Le VIH est un résistant, au grand malheur des patients. Parlez-en à tous les chercheurs qui tentent de le mettre en échec depuis maintenant 35 ans. Mouvant, furtif, changeant, le virus est aussi difficile à éradiquer d’un organisme que la poussière dans une maison : ça revient toujours.
La force de ce virus réside dans son taux de mutation très élevé. Chaque fois qu’un virus entre dans une cellule pour l’infecter, il l’utilise pour produire plusieurs clones de lui-même. Mais le processus de recopie est imparfait et les modifications génétiques sont fréquentes. Si la plupart de ces mutations génèrent des virus non fonctionnels, elles font parfois émerger une nouvelle « version » du virus.

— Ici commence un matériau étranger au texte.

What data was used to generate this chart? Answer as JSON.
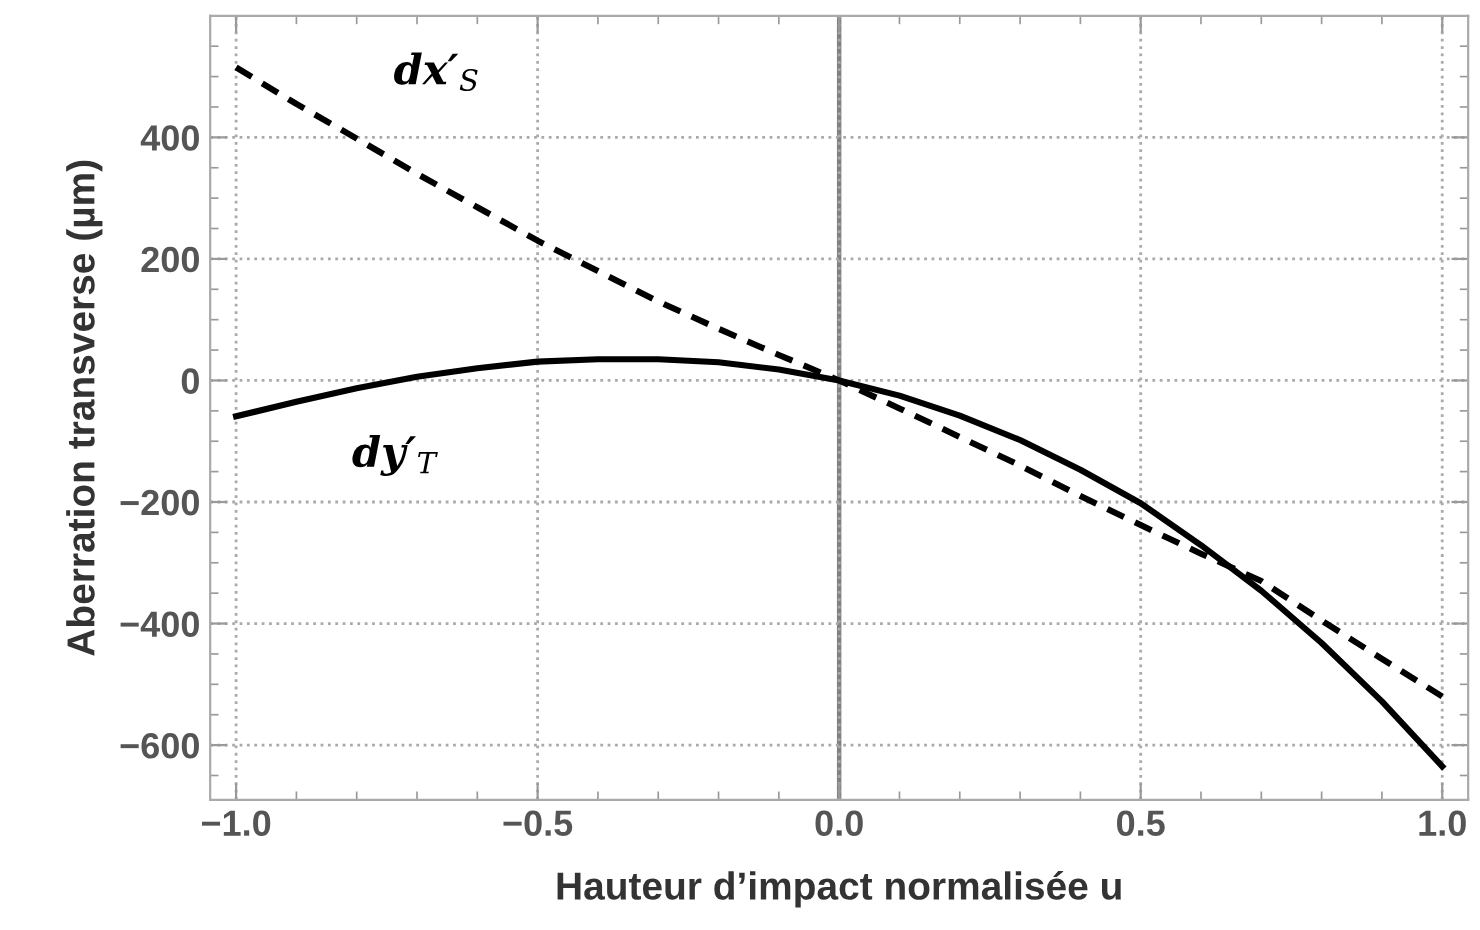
{
  "chart_data": {
    "type": "line",
    "xlabel": "Hauteur d’impact normalisée u",
    "ylabel": "Aberration transverse (µm)",
    "x": [
      -1.0,
      -0.9,
      -0.8,
      -0.7,
      -0.6,
      -0.5,
      -0.4,
      -0.3,
      -0.2,
      -0.1,
      0.0,
      0.1,
      0.2,
      0.3,
      0.4,
      0.5,
      0.6,
      0.7,
      0.8,
      0.9,
      1.0
    ],
    "series": [
      {
        "name": "dx′$_{S}$",
        "color": "#000000",
        "line_style": "dashed",
        "values": [
          515,
          455,
          398,
          340,
          285,
          230,
          180,
          130,
          85,
          42,
          0,
          -46,
          -93,
          -140,
          -190,
          -238,
          -285,
          -330,
          -395,
          -458,
          -520
        ]
      },
      {
        "name": "dy′$_{T}$",
        "color": "#000000",
        "line_style": "solid",
        "values": [
          -59,
          -35,
          -13,
          6,
          20,
          31,
          35,
          35,
          30,
          18,
          0,
          -25,
          -58,
          -98,
          -147,
          -202,
          -271,
          -346,
          -432,
          -528,
          -635
        ]
      }
    ],
    "xlim": [
      -1.043,
      1.043
    ],
    "ylim": [
      -690,
      600
    ],
    "xticks": [
      {
        "value": -1,
        "label": "−1.0"
      },
      {
        "value": -0.5,
        "label": "−0.5"
      },
      {
        "value": 0,
        "label": "0.0"
      },
      {
        "value": 0.5,
        "label": "0.5"
      },
      {
        "value": 1,
        "label": "1.0"
      }
    ],
    "yticks": [
      {
        "value": -600,
        "label": "−600"
      },
      {
        "value": -400,
        "label": "−400"
      },
      {
        "value": -200,
        "label": "−200"
      },
      {
        "value": 0,
        "label": "0"
      },
      {
        "value": 200,
        "label": "200"
      },
      {
        "value": 400,
        "label": "400"
      }
    ],
    "ref_lines": [
      {
        "axis": "x",
        "value": 0,
        "color": "#808080"
      }
    ],
    "grid": true,
    "legend": false,
    "marker": "none"
  }
}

Et ce nouveau variant peut être résistant au médicament auquel la souche initiale était vulnérable…
Et comme le VIH peut engendrer un très grand nombre de nouvelles unités en peu de temps – un seul virus peut avoir 10 000 descendants en 24 heures – les malades finissent rapidement par héberger plusieurs variantes du virus. Et elles ne sont pas toutes sensibles aux mêmes médicaments.

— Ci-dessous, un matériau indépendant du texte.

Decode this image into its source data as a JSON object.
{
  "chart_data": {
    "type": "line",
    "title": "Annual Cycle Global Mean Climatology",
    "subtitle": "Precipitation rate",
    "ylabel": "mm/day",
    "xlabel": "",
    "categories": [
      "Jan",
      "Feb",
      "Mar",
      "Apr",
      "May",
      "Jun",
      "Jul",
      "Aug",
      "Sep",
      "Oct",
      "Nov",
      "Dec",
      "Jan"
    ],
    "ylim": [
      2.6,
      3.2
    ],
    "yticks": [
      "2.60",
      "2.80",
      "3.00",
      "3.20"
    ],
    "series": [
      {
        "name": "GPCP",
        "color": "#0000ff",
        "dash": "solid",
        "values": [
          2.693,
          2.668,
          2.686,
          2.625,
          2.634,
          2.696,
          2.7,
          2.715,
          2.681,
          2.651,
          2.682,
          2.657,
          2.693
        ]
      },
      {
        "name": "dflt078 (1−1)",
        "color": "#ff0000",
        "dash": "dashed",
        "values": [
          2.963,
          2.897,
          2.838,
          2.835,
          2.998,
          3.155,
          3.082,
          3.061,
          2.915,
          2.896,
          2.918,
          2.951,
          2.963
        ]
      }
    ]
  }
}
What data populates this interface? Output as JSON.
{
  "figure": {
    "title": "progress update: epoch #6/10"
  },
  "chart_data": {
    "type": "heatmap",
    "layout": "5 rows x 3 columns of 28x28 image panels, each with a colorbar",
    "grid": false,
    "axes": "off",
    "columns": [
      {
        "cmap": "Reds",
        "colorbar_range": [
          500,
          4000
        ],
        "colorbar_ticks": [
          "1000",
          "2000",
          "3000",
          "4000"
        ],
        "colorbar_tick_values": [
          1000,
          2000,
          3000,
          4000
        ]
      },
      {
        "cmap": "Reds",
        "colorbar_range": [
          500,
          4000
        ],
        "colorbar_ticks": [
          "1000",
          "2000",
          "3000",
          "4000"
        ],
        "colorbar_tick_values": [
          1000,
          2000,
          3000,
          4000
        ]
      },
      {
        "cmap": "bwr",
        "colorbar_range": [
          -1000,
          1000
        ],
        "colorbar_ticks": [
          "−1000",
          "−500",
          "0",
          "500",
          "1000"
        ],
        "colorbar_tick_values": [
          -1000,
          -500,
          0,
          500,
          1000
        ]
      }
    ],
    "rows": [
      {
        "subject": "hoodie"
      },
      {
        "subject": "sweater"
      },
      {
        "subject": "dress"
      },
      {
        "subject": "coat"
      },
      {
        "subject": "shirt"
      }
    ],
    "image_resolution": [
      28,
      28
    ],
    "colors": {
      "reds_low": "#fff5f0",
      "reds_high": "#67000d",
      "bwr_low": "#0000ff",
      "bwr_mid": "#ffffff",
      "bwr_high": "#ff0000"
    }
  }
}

« À cause de ces erreurs de réplications, il peut y avoir 15 à 20 variants génétiques chez un même patient, explique Michel Roger, médecin, microbiologiste et infectiologue au Centre hospitalier de l’Université de Montréal. C’est la raison pour laquelle on traite cette maladie avec plusieurs médicaments en même temps. La trithérapie par exemple, permet d’attaquer le VIH sur plusieurs fronts en même temps. »
C’est ce qui explique qu’un malade chez qui la maladie est contrôlée peut soudainement connaître une poussée de charge virale : une variante résistante au traitement est apparue et a repris le dessus.

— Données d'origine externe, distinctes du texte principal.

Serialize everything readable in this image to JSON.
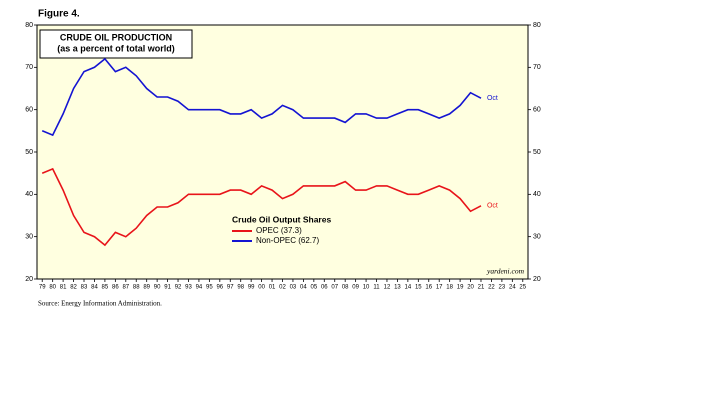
{
  "chart_data": {
    "type": "line",
    "figure_label": "Figure 4.",
    "title": "CRUDE OIL PRODUCTION",
    "subtitle": "(as a percent of total world)",
    "legend_title": "Crude Oil Output Shares",
    "source": "Source: Energy Information Administration.",
    "credit": "yardeni.com",
    "annotations": [
      "Oct",
      "Oct"
    ],
    "x": [
      1979,
      1980,
      1981,
      1982,
      1983,
      1984,
      1985,
      1986,
      1987,
      1988,
      1989,
      1990,
      1991,
      1992,
      1993,
      1994,
      1995,
      1996,
      1997,
      1998,
      1999,
      2000,
      2001,
      2002,
      2003,
      2004,
      2005,
      2006,
      2007,
      2008,
      2009,
      2010,
      2011,
      2012,
      2013,
      2014,
      2015,
      2016,
      2017,
      2018,
      2019,
      2020,
      2021
    ],
    "series": [
      {
        "name": "OPEC (37.3)",
        "color": "#e8141a",
        "values": [
          45,
          46,
          41,
          35,
          31,
          30,
          28,
          31,
          30,
          32,
          35,
          37,
          37,
          38,
          40,
          40,
          40,
          40,
          41,
          41,
          40,
          42,
          41,
          39,
          40,
          42,
          42,
          42,
          42,
          43,
          41,
          41,
          42,
          42,
          41,
          40,
          40,
          41,
          42,
          41,
          39,
          36,
          37.3
        ]
      },
      {
        "name": "Non-OPEC (62.7)",
        "color": "#1414d2",
        "values": [
          55,
          54,
          59,
          65,
          69,
          70,
          72,
          69,
          70,
          68,
          65,
          63,
          63,
          62,
          60,
          60,
          60,
          60,
          59,
          59,
          60,
          58,
          59,
          61,
          60,
          58,
          58,
          58,
          58,
          57,
          59,
          59,
          58,
          58,
          59,
          60,
          60,
          59,
          58,
          59,
          61,
          64,
          62.7
        ]
      }
    ],
    "xlim": [
      1978.5,
      2025.5
    ],
    "xticks": [
      {
        "value": 1979,
        "label": "79"
      },
      {
        "value": 1980,
        "label": "80"
      },
      {
        "value": 1981,
        "label": "81"
      },
      {
        "value": 1982,
        "label": "82"
      },
      {
        "value": 1983,
        "label": "83"
      },
      {
        "value": 1984,
        "label": "84"
      },
      {
        "value": 1985,
        "label": "85"
      },
      {
        "value": 1986,
        "label": "86"
      },
      {
        "value": 1987,
        "label": "87"
      },
      {
        "value": 1988,
        "label": "88"
      },
      {
        "value": 1989,
        "label": "89"
      },
      {
        "value": 1990,
        "label": "90"
      },
      {
        "value": 1991,
        "label": "91"
      },
      {
        "value": 1992,
        "label": "92"
      },
      {
        "value": 1993,
        "label": "93"
      },
      {
        "value": 1994,
        "label": "94"
      },
      {
        "value": 1995,
        "label": "95"
      },
      {
        "value": 1996,
        "label": "96"
      },
      {
        "value": 1997,
        "label": "97"
      },
      {
        "value": 1998,
        "label": "98"
      },
      {
        "value": 1999,
        "label": "99"
      },
      {
        "value": 2000,
        "label": "00"
      },
      {
        "value": 2001,
        "label": "01"
      },
      {
        "value": 2002,
        "label": "02"
      },
      {
        "value": 2003,
        "label": "03"
      },
      {
        "value": 2004,
        "label": "04"
      },
      {
        "value": 2005,
        "label": "05"
      },
      {
        "value": 2006,
        "label": "06"
      },
      {
        "value": 2007,
        "label": "07"
      },
      {
        "value": 2008,
        "label": "08"
      },
      {
        "value": 2009,
        "label": "09"
      },
      {
        "value": 2010,
        "label": "10"
      },
      {
        "value": 2011,
        "label": "11"
      },
      {
        "value": 2012,
        "label": "12"
      },
      {
        "value": 2013,
        "label": "13"
      },
      {
        "value": 2014,
        "label": "14"
      },
      {
        "value": 2015,
        "label": "15"
      },
      {
        "value": 2016,
        "label": "16"
      },
      {
        "value": 2017,
        "label": "17"
      },
      {
        "value": 2018,
        "label": "18"
      },
      {
        "value": 2019,
        "label": "19"
      },
      {
        "value": 2020,
        "label": "20"
      },
      {
        "value": 2021,
        "label": "21"
      },
      {
        "value": 2022,
        "label": "22"
      },
      {
        "value": 2023,
        "label": "23"
      },
      {
        "value": 2024,
        "label": "24"
      },
      {
        "value": 2025,
        "label": "25"
      }
    ],
    "ylim": [
      20,
      80
    ],
    "yticks": [
      20,
      30,
      40,
      50,
      60,
      70,
      80
    ],
    "y2lim": [
      20,
      80
    ],
    "y2ticks": [
      20,
      30,
      40,
      50,
      60,
      70,
      80
    ],
    "grid": false
  }
}
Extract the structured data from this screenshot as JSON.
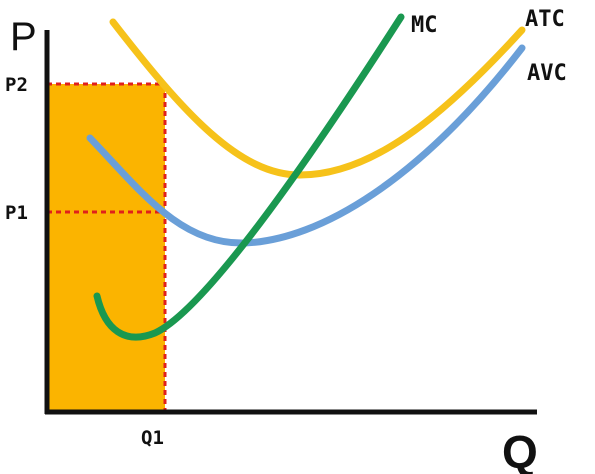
{
  "diagram": {
    "y_axis_letter": "P",
    "x_axis_letter": "Q",
    "price_levels": [
      {
        "id": "p2",
        "label": "P2"
      },
      {
        "id": "p1",
        "label": "P1"
      }
    ],
    "quantity_levels": [
      {
        "id": "q1",
        "label": "Q1"
      }
    ],
    "curves": [
      {
        "id": "mc",
        "label": "MC",
        "color": "#1a9850"
      },
      {
        "id": "atc",
        "label": "ATC",
        "color": "#f6c21a"
      },
      {
        "id": "avc",
        "label": "AVC",
        "color": "#6a9fd8"
      }
    ],
    "colors": {
      "shaded_area": "#fbb400",
      "guide_lines": "#e0201b",
      "axes": "#111111"
    }
  }
}
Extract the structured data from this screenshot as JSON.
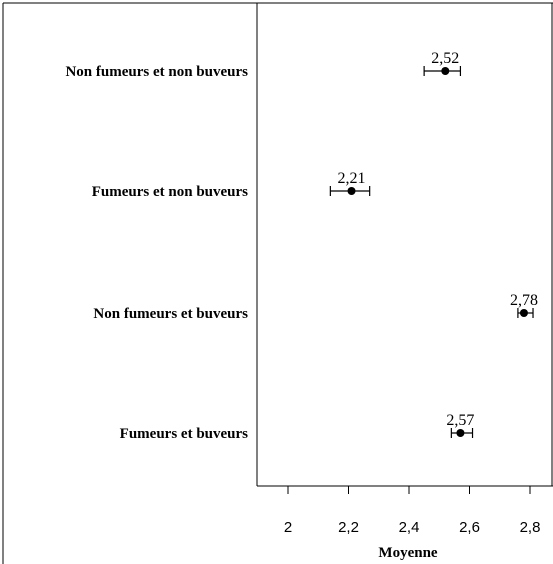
{
  "chart_data": {
    "type": "scatter",
    "title": "",
    "xlabel": "Moyenne",
    "ylabel": "",
    "xlim": [
      1.9,
      2.9
    ],
    "xticks": [
      2,
      2.2,
      2.4,
      2.6,
      2.8
    ],
    "xtick_labels": [
      "2",
      "2,2",
      "2,4",
      "2,6",
      "2,8"
    ],
    "grid": false,
    "categories": [
      "Non fumeurs et non buveurs",
      "Fumeurs et non buveurs",
      "Non fumeurs et buveurs",
      "Fumeurs et buveurs"
    ],
    "points": [
      {
        "category": "Non fumeurs et non buveurs",
        "mean": 2.52,
        "label": "2,52",
        "ci_low": 2.45,
        "ci_high": 2.57
      },
      {
        "category": "Fumeurs et non buveurs",
        "mean": 2.21,
        "label": "2,21",
        "ci_low": 2.14,
        "ci_high": 2.27
      },
      {
        "category": "Non fumeurs et buveurs",
        "mean": 2.78,
        "label": "2,78",
        "ci_low": 2.76,
        "ci_high": 2.81
      },
      {
        "category": "Fumeurs et buveurs",
        "mean": 2.57,
        "label": "2,57",
        "ci_low": 2.54,
        "ci_high": 2.61
      }
    ]
  }
}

C’est là qu’entre en jeu la pharmacogénétique. L’idée consiste à prélever un échantillon sanguin du patient afin de mener des analyses génétiques sur le virus et repérer tous les variants présents. « On séquence quatre gènes sur la quinzaine que compte le VIH et on prédit la résistance à partir des variations génétiques repérées, » explique Michel Roger.
Les méthodes traditionnelles pour faire ces analyses n’étaient pas très performantes. « On arrivait à trouver tous les variants dont l’abondance dépassait 20 % des virus présents, continue le chercheur. Mais un virus représentant seulement 5 % de la charge virale passait totalement inaperçu et on ne pouvait en tenir compte dans l’ajustement de la médication. Mais voilà que des méthodes de séquençage de nouvelle génération vont ramener ce seuil à seulement 1%. Il sera beaucoup plus difficile pour une souche virale de passer «sous le radar». »
Ces travaux de recherche sont menés par Richard Harrigan, de l’Université de la Colombie-Britannique. Les tests sont menés entre autres ici, à Montréal.
« Nos tests portent sur le tropisme du virus, spécifie Michel Roger. Nous savons que certaines souches virales, mais pas toutes, utilisent un certain récepteur à la surface des cellules pour y entrer. Il existe justement des médicaments qui viennent se fixer sur ces récepteurs pour les rendre hors de portée du VIH. Mais ces médicaments entraînent de lourds effets secondaires. En menant des tests génétiques précis sur les virus, on s’assure qu’on a bien affaire à une souche qui utilise le récepteur et qu’on n’administre pas ce médicament pour rien. »
Le VIH est un résistant, mais un jour, toute résistance sera futile.